Farraj recalls that when he began the ambitious book project 10 years ago, he worked from his own audio archives.

“Everybody was a little archivist, and we swapped hard drives of bootlegs, digitized cassettes, and had a body of MP3s floating around among collectors,” he says. “The material was so vast, but now almost all of it is on YouTube.”

But Farraj looks at Arabic music not only as historic, but alive. He especially cites Simon Shaheen, the Palestinian oud and violin virtuoso and Arabic music bandleader, who lives in Brooklyn but teaches at Berklee and has hosted the annual Arabic Music Retreat for instruction and performance for 23 years at Mount Holyoke College.

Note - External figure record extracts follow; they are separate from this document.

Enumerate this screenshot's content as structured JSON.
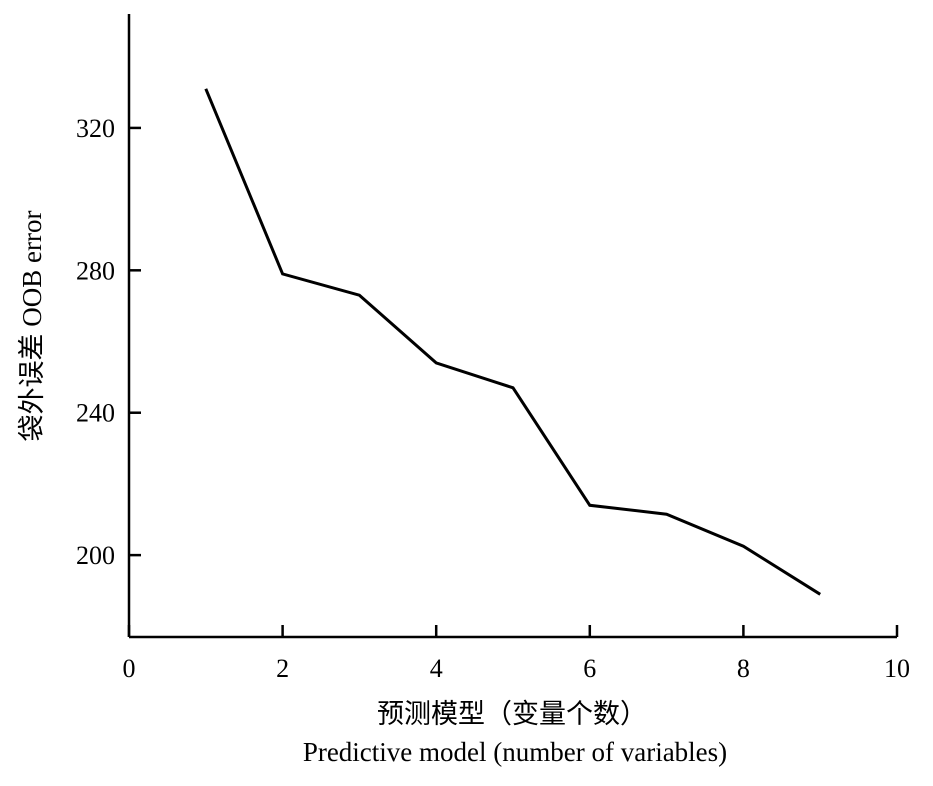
{
  "chart_data": {
    "type": "line",
    "xlabel_cn": "预测模型（变量个数）",
    "xlabel_en": "Predictive model (number of variables)",
    "ylabel": "袋外误差 OOB error",
    "xlim": [
      0,
      10
    ],
    "ylim": [
      177,
      352
    ],
    "x_ticks": [
      0,
      2,
      4,
      6,
      8,
      10
    ],
    "y_ticks": [
      200,
      240,
      280,
      320
    ],
    "grid": false,
    "series": [
      {
        "x": [
          1,
          2,
          3,
          4,
          5,
          6,
          7,
          8,
          9
        ],
        "y": [
          331,
          279,
          273,
          254,
          247,
          214,
          211.5,
          202.5,
          189
        ]
      }
    ]
  }
}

Farraj also points to the continuing oral tradition of Arabic music, which is alive and well in Brooklyn.

“Right now there’s a new generation of non-Arab musicians learning the music orally through listening and jamming at the Brooklyn Maqam Hang,” he says.

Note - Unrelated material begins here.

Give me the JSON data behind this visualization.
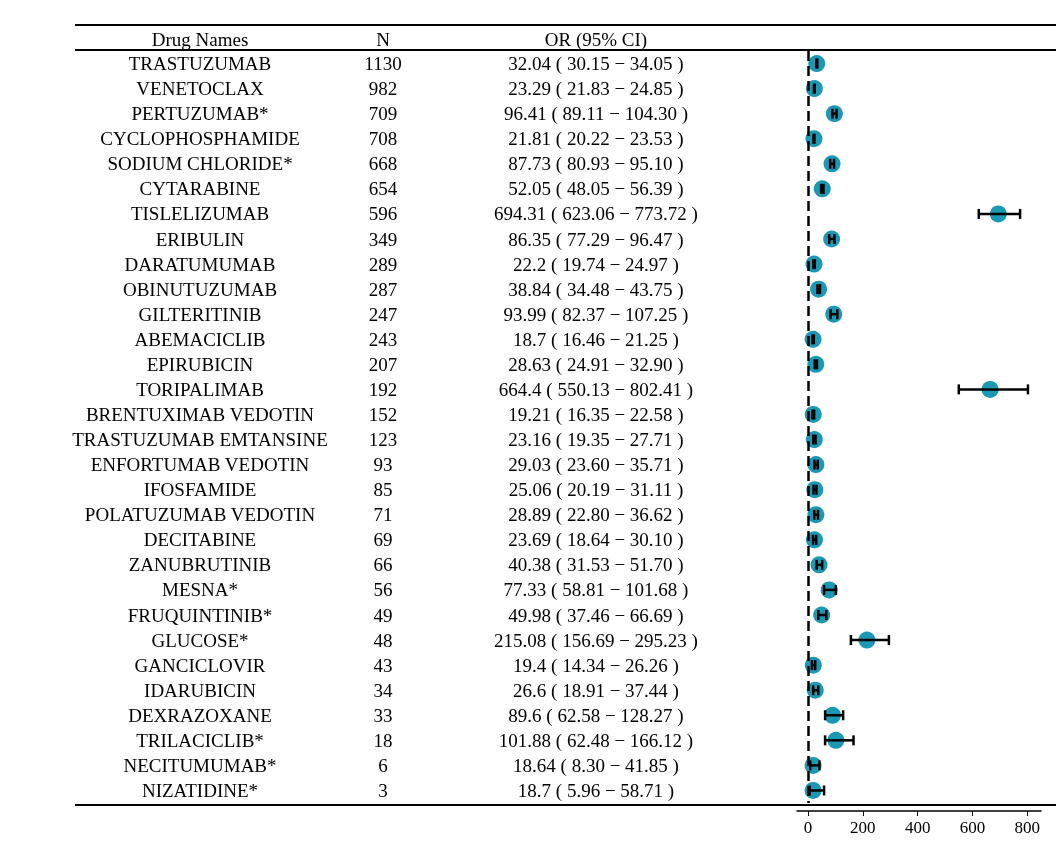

The Brooklyn Maqam is an organization dedicated to presenting Middle Eastern music and expanding its audience, preserving it as an art form, and building a community centered around it. It holds twice-monthly get-togethers starting with a set by a featured ensemble, followed by an open jam session of maqam-based music that gives new players an opportunity to learn by jamming with more experienced musicians.

“Some things you can’t learn just by reading about them!” says Farraj. “It’s very important to learn orally from people who are more experienced, and these gatherings also involve talking and learning about music and new singers and musicians--since we’re not living in the Arab world. But we have an advantage here since we’re not living in just one [Arab] country: We have Egyptians, Syrians, Palestinians here, and I’m learning so much now about Iraqi folk music from Iraqis who are here. So there’s a cross-fertilization.”

Inside Arabic Music, then, “captures our oral tradition without the encumbrance and bias of Western viewpoints and notation. It tells what we know about our tradition and is written with our voice as musicians--and counters the cultural stereotypes of Arabs.”

All this is manifest in the book’s abstract 2008 cover illustration, Arabic Music, by the late Palestinian artist Vladimir Tamari.

“No architecture, deserts and camels and veiled women,” notes Farraj of the painting. “I wanted to counter that prevalent archaic view with something jazzy and young and contemporary, because to me, the content of the book is not archaic, but young.”